A lawyer representing Māori in water rights cases says much of the blame for the controversy over freshwater rights rest squarely on the shoulders of local government.
Felix Geiringer said decisions by local authorities over water allocations have been terrible for New Zealand, but catastrophic for Maori.
Iwi leaders and the Government have agreed on a deadline to resolve freshwater rights by Waitangi Day 2016.
The Prime Minister John Key has been clear that the Government believed that nobody owns water and it was not going to change its mind.
But Mr Geiringer said there had been too much emotive talk and little research done into what any changes to water rights might actually mean.
"This debate is inevitably going to be highly charged and a lot more to do with people's emotions and prejudices than it is reality and fact."
He said local government had to shoulder much of the blame for not sharing the resource fairly and had mismanaged freshwater, causing widespread pollution and environmental damage.
"Regional councils have really been the problem: what happened in the 1960s is that all of the decisions over water use were taken away from whoever had them, who were typically the people who were sitting next to the rivers, and they were given over to regional councils, precursors of our current councils.
"It developed the situation we have now under the Resource Management Act.
"The water decisions that have been made locally around the country have been catastrophic for Māori, but they've been terrible for New Zealand."
Mr Geiringer rejected concerns by Federated Farmers that settling Māori grievances around water would create new ones and said they should be reassured rather than threatened.
"What's being suggested, and it's only to an extremely limited degree, is that there are substantial rights to water that can be traded and be profited from.
"What will happen is that that water will be used by whoever is able to make best use of it, and if Federated Farmers are able to make best use of it they'll continue to use it, but they might not use it for free anymore."
The Freshwater Iwi Leaders Group held a hui on the issue in Wellington on Wednesday.

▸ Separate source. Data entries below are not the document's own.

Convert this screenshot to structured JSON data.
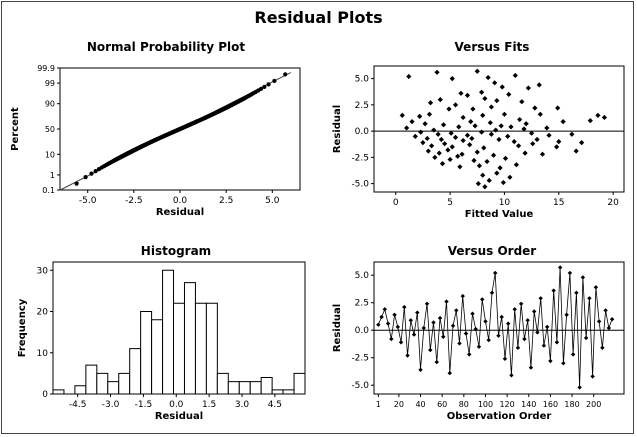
{
  "title": "Residual Plots",
  "chart_data": [
    {
      "type": "scatter",
      "title": "Normal Probability Plot",
      "xlabel": "Residual",
      "ylabel": "Percent",
      "xlim": [
        -6.5,
        6.5
      ],
      "x_ticks": [
        "-5.0",
        "-2.5",
        "0.0",
        "2.5",
        "5.0"
      ],
      "x_tick_values": [
        -5,
        -2.5,
        0,
        2.5,
        5
      ],
      "y_ticks": [
        "0.1",
        "1",
        "10",
        "50",
        "90",
        "99",
        "99.9"
      ],
      "y_tick_values": [
        0.1,
        1,
        10,
        50,
        90,
        99,
        99.9
      ],
      "y_scale": "normal probability",
      "fit_line": true,
      "n_points": 220
    },
    {
      "type": "scatter",
      "title": "Versus Fits",
      "xlabel": "Fitted Value",
      "ylabel": "Residual",
      "xlim": [
        -2,
        21
      ],
      "ylim": [
        -5.8,
        6.2
      ],
      "x_ticks": [
        "0",
        "5",
        "10",
        "15",
        "20"
      ],
      "x_tick_values": [
        0,
        5,
        10,
        15,
        20
      ],
      "y_ticks": [
        "-5.0",
        "-2.5",
        "0.0",
        "2.5",
        "5.0"
      ],
      "y_tick_values": [
        -5,
        -2.5,
        0,
        2.5,
        5
      ],
      "reference_line_y": 0,
      "points": [
        [
          1.2,
          5.2
        ],
        [
          3.8,
          5.6
        ],
        [
          7.5,
          5.7
        ],
        [
          8.5,
          5.1
        ],
        [
          11.0,
          5.3
        ],
        [
          5.2,
          5.0
        ],
        [
          13.2,
          4.4
        ],
        [
          9.8,
          4.2
        ],
        [
          9.1,
          4.6
        ],
        [
          12.2,
          4.1
        ],
        [
          6.0,
          3.6
        ],
        [
          4.1,
          3.0
        ],
        [
          6.6,
          3.4
        ],
        [
          10.4,
          3.5
        ],
        [
          8.2,
          3.1
        ],
        [
          7.9,
          3.7
        ],
        [
          5.5,
          2.5
        ],
        [
          3.2,
          2.7
        ],
        [
          11.6,
          2.8
        ],
        [
          9.3,
          2.9
        ],
        [
          8.8,
          2.3
        ],
        [
          14.9,
          2.2
        ],
        [
          4.9,
          2.1
        ],
        [
          12.8,
          2.2
        ],
        [
          7.1,
          2.1
        ],
        [
          0.6,
          1.5
        ],
        [
          2.2,
          1.4
        ],
        [
          3.1,
          1.6
        ],
        [
          10.0,
          1.6
        ],
        [
          8.0,
          1.5
        ],
        [
          6.2,
          1.3
        ],
        [
          11.4,
          1.1
        ],
        [
          13.3,
          1.6
        ],
        [
          18.6,
          1.5
        ],
        [
          19.2,
          1.3
        ],
        [
          17.9,
          1.0
        ],
        [
          1.5,
          0.9
        ],
        [
          2.7,
          0.7
        ],
        [
          4.4,
          0.6
        ],
        [
          6.9,
          0.9
        ],
        [
          8.7,
          0.8
        ],
        [
          9.7,
          0.5
        ],
        [
          10.6,
          0.4
        ],
        [
          12.0,
          0.7
        ],
        [
          13.9,
          0.3
        ],
        [
          15.4,
          0.9
        ],
        [
          1.0,
          0.3
        ],
        [
          3.5,
          0.1
        ],
        [
          5.8,
          0.4
        ],
        [
          7.3,
          0.5
        ],
        [
          11.8,
          0.2
        ],
        [
          9.2,
          0.1
        ],
        [
          2.3,
          -0.1
        ],
        [
          3.9,
          -0.3
        ],
        [
          5.1,
          -0.2
        ],
        [
          6.6,
          -0.4
        ],
        [
          7.9,
          -0.1
        ],
        [
          8.8,
          -0.3
        ],
        [
          10.3,
          -0.5
        ],
        [
          12.5,
          -0.2
        ],
        [
          14.1,
          -0.4
        ],
        [
          16.2,
          -0.3
        ],
        [
          1.8,
          -0.5
        ],
        [
          2.9,
          -0.7
        ],
        [
          4.2,
          -0.8
        ],
        [
          5.5,
          -0.6
        ],
        [
          6.2,
          -0.9
        ],
        [
          7.0,
          -0.7
        ],
        [
          9.5,
          -0.8
        ],
        [
          10.9,
          -1.0
        ],
        [
          13.0,
          -0.8
        ],
        [
          15.0,
          -1.0
        ],
        [
          17.1,
          -1.1
        ],
        [
          2.5,
          -1.1
        ],
        [
          3.3,
          -1.4
        ],
        [
          4.5,
          -1.2
        ],
        [
          5.2,
          -1.5
        ],
        [
          6.8,
          -1.3
        ],
        [
          8.1,
          -1.6
        ],
        [
          11.3,
          -1.4
        ],
        [
          12.6,
          -1.2
        ],
        [
          14.8,
          -1.5
        ],
        [
          16.6,
          -1.9
        ],
        [
          3.0,
          -1.9
        ],
        [
          4.0,
          -2.1
        ],
        [
          4.8,
          -1.8
        ],
        [
          6.1,
          -2.2
        ],
        [
          7.5,
          -2.0
        ],
        [
          9.0,
          -2.3
        ],
        [
          11.9,
          -2.1
        ],
        [
          13.5,
          -2.2
        ],
        [
          3.6,
          -2.5
        ],
        [
          5.0,
          -2.7
        ],
        [
          5.7,
          -2.4
        ],
        [
          7.2,
          -2.8
        ],
        [
          8.4,
          -2.9
        ],
        [
          10.1,
          -2.6
        ],
        [
          4.3,
          -3.1
        ],
        [
          5.9,
          -3.4
        ],
        [
          7.7,
          -3.3
        ],
        [
          9.6,
          -3.5
        ],
        [
          11.1,
          -3.2
        ],
        [
          8.0,
          -4.2
        ],
        [
          9.3,
          -4.0
        ],
        [
          10.5,
          -4.4
        ],
        [
          8.6,
          -4.7
        ],
        [
          7.6,
          -5.0
        ],
        [
          9.9,
          -4.9
        ],
        [
          8.2,
          -5.3
        ]
      ]
    },
    {
      "type": "bar",
      "title": "Histogram",
      "xlabel": "Residual",
      "ylabel": "Frequency",
      "ylim": [
        0,
        32
      ],
      "x_ticks": [
        "-4.5",
        "-3.0",
        "-1.5",
        "0.0",
        "1.5",
        "3.0",
        "4.5"
      ],
      "x_tick_values": [
        -4.5,
        -3.0,
        -1.5,
        0.0,
        1.5,
        3.0,
        4.5
      ],
      "y_ticks": [
        "0",
        "10",
        "20",
        "30"
      ],
      "y_tick_values": [
        0,
        10,
        20,
        30
      ],
      "bin_edges": [
        -5.625,
        -5.125,
        -4.625,
        -4.125,
        -3.625,
        -3.125,
        -2.625,
        -2.125,
        -1.625,
        -1.125,
        -0.625,
        -0.125,
        0.375,
        0.875,
        1.375,
        1.875,
        2.375,
        2.875,
        3.375,
        3.875,
        4.375,
        4.875,
        5.375,
        5.875
      ],
      "values": [
        1,
        0,
        2,
        7,
        5,
        3,
        5,
        11,
        20,
        18,
        30,
        22,
        27,
        22,
        22,
        5,
        3,
        3,
        3,
        4,
        1,
        1,
        5
      ]
    },
    {
      "type": "line",
      "title": "Versus Order",
      "xlabel": "Observation Order",
      "ylabel": "Residual",
      "xlim": [
        -3,
        228
      ],
      "ylim": [
        -5.8,
        6.2
      ],
      "x_ticks": [
        "1",
        "20",
        "40",
        "60",
        "80",
        "100",
        "120",
        "140",
        "160",
        "180",
        "200"
      ],
      "x_tick_values": [
        1,
        20,
        40,
        60,
        80,
        100,
        120,
        140,
        160,
        180,
        200
      ],
      "y_ticks": [
        "-5.0",
        "-2.5",
        "0.0",
        "2.5",
        "5.0"
      ],
      "y_tick_values": [
        -5,
        -2.5,
        0,
        2.5,
        5
      ],
      "reference_line_y": 0,
      "markers": true,
      "x": [
        1,
        4,
        7,
        10,
        13,
        16,
        19,
        22,
        25,
        28,
        31,
        34,
        37,
        40,
        43,
        46,
        49,
        52,
        55,
        58,
        61,
        64,
        67,
        70,
        73,
        76,
        79,
        82,
        85,
        88,
        91,
        94,
        97,
        100,
        103,
        106,
        109,
        112,
        115,
        118,
        121,
        124,
        127,
        130,
        133,
        136,
        139,
        142,
        145,
        148,
        151,
        154,
        157,
        160,
        163,
        166,
        169,
        172,
        175,
        178,
        181,
        184,
        187,
        190,
        193,
        196,
        199,
        202,
        205,
        208,
        211,
        214,
        217
      ],
      "y": [
        0.5,
        1.2,
        1.9,
        0.6,
        -0.8,
        1.4,
        0.3,
        -1.1,
        2.1,
        -2.3,
        0.9,
        -0.4,
        1.6,
        -3.6,
        0.2,
        2.4,
        -1.8,
        0.7,
        -2.9,
        1.1,
        -0.6,
        2.6,
        -3.9,
        0.4,
        1.8,
        -1.2,
        3.1,
        -0.3,
        -2.2,
        1.5,
        0.1,
        -1.5,
        2.8,
        0.8,
        -0.9,
        3.4,
        5.2,
        -0.5,
        1.2,
        -2.6,
        0.6,
        -4.1,
        1.9,
        -1.6,
        2.4,
        -0.8,
        0.9,
        -3.4,
        1.7,
        -0.2,
        2.9,
        -1.4,
        0.3,
        -2.8,
        3.6,
        -1.1,
        5.7,
        -3.0,
        1.4,
        5.2,
        -2.2,
        3.4,
        -5.2,
        4.8,
        -0.7,
        2.9,
        -4.2,
        3.9,
        0.8,
        -1.6,
        1.8,
        0.2,
        1.0
      ]
    }
  ]
}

Its spokesperson, Willie Te Aho, agreed that local government should devolve some of its power to mana whenua, but said that hadn't happened.
"Regrettably there's been the power within the Resource Management Act to do that now, so we have Section 33 of the RMA which actually allows a council to delegatre its powers to a group, that hasn't been done.
"What we've been clearly indicating since 1991 is that our hapu, our iwi, are well-placed to actually take those powers and administer those powers, whether it be in relation to consenting, whether it be in the allocation of freshwater."